Polycom on Friday cancelled its merger deal with Mitel in favour of a rival bid from private equity firm Siris Capital.

The audio and video conferencing specialist agreed to be taken over by Mitel, an enterprise and mobile communications services provider, in April in a cash and stock deal worth US$1.96 billion. However, a month later it revealed it was courting a rival offer from an unnamed private equity firm.

Siris’ all-cash bid is worth $2 billion, and includes Polycom’s outstanding debt. It will be funded via a combination of equity and debt.

"The company fits well with Siris’ investment focus on mission-critical telecommunications businesses," said Dan Moloney, executive partner at Siris, in a statement.

"We believe that as an independent private company, Polycom would be best positioned to continue its heritage as a best-in-class communications solutions provider," he said.

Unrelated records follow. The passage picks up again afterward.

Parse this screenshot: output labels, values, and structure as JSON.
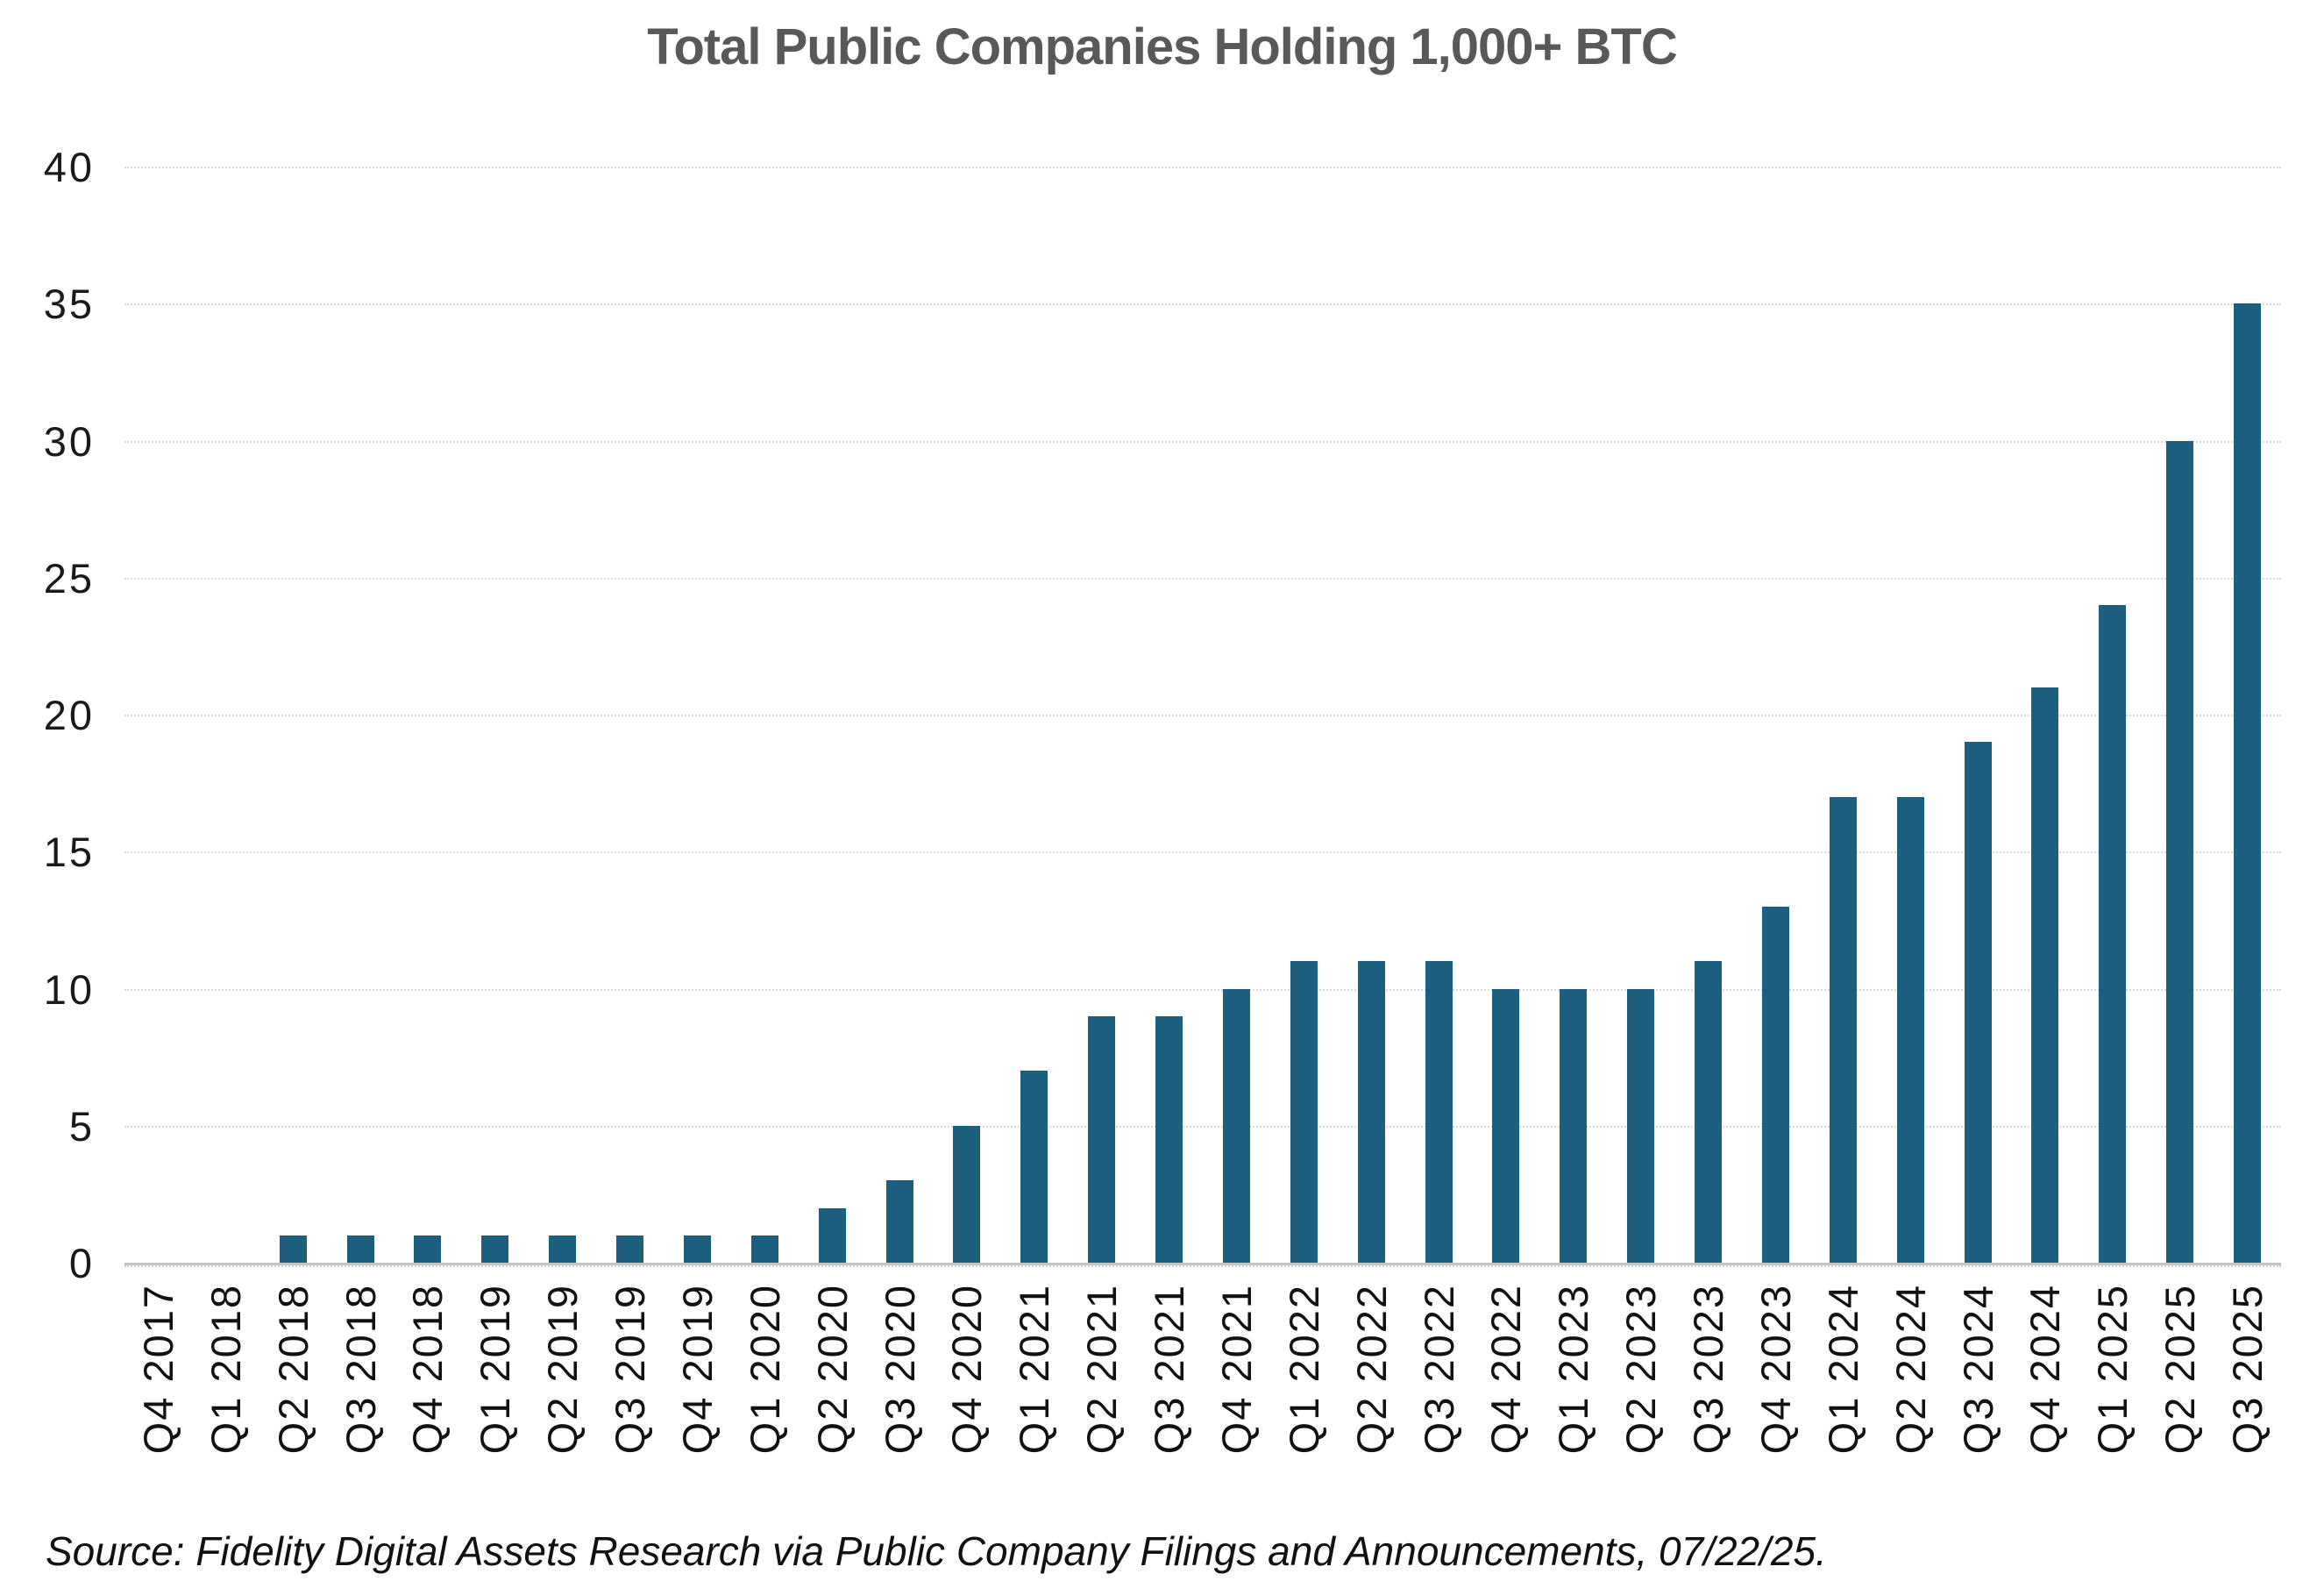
{
  "title": "Total Public Companies Holding 1,000+ BTC",
  "source_note": "Source: Fidelity Digital Assets Research via Public Company Filings and Announcements, 07/22/25.",
  "colors": {
    "bar": "#1d5f7e",
    "title_text": "#595959",
    "axis_text": "#1a1a1a",
    "gridline": "#d9d9d9",
    "baseline": "#c3c3c3",
    "background": "#ffffff"
  },
  "y_axis": {
    "min": 0,
    "max": 40,
    "tick_step": 5,
    "ticks": [
      40,
      35,
      30,
      25,
      20,
      15,
      10,
      5,
      0
    ]
  },
  "chart_data": {
    "type": "bar",
    "title": "Total Public Companies Holding 1,000+ BTC",
    "xlabel": "",
    "ylabel": "",
    "ylim": [
      0,
      40
    ],
    "grid": "horizontal-dotted",
    "legend": "none",
    "x_label_rotation": 90,
    "categories": [
      "Q4 2017",
      "Q1 2018",
      "Q2 2018",
      "Q3 2018",
      "Q4 2018",
      "Q1 2019",
      "Q2 2019",
      "Q3 2019",
      "Q4 2019",
      "Q1 2020",
      "Q2 2020",
      "Q3 2020",
      "Q4 2020",
      "Q1 2021",
      "Q2 2021",
      "Q3 2021",
      "Q4 2021",
      "Q1 2022",
      "Q2 2022",
      "Q3 2022",
      "Q4 2022",
      "Q1 2023",
      "Q2 2023",
      "Q3 2023",
      "Q4 2023",
      "Q1 2024",
      "Q2 2024",
      "Q3 2024",
      "Q4 2024",
      "Q1 2025",
      "Q2 2025",
      "Q3 2025"
    ],
    "values": [
      0,
      0,
      1,
      1,
      1,
      1,
      1,
      1,
      1,
      1,
      2,
      3,
      5,
      7,
      9,
      9,
      10,
      11,
      11,
      11,
      10,
      10,
      10,
      11,
      13,
      17,
      17,
      19,
      21,
      24,
      30,
      35
    ]
  }
}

As per the terms of its earlier agreement with Mitel, Polycom has agreed to pay it a $60 million termination fee.

"We feel it would not be in the best interest of Mitel shareholders to adjust the existing agreement," said Mitel CEO Rich McBee.

"While I am disappointed that this particular transaction will not move forward, I am confident in Mitel’s future as an industry leader and as a market consolidator. I wish our colleagues at Polycom, with whom we have worked closely for the past several months, ongoing success in the future," he said.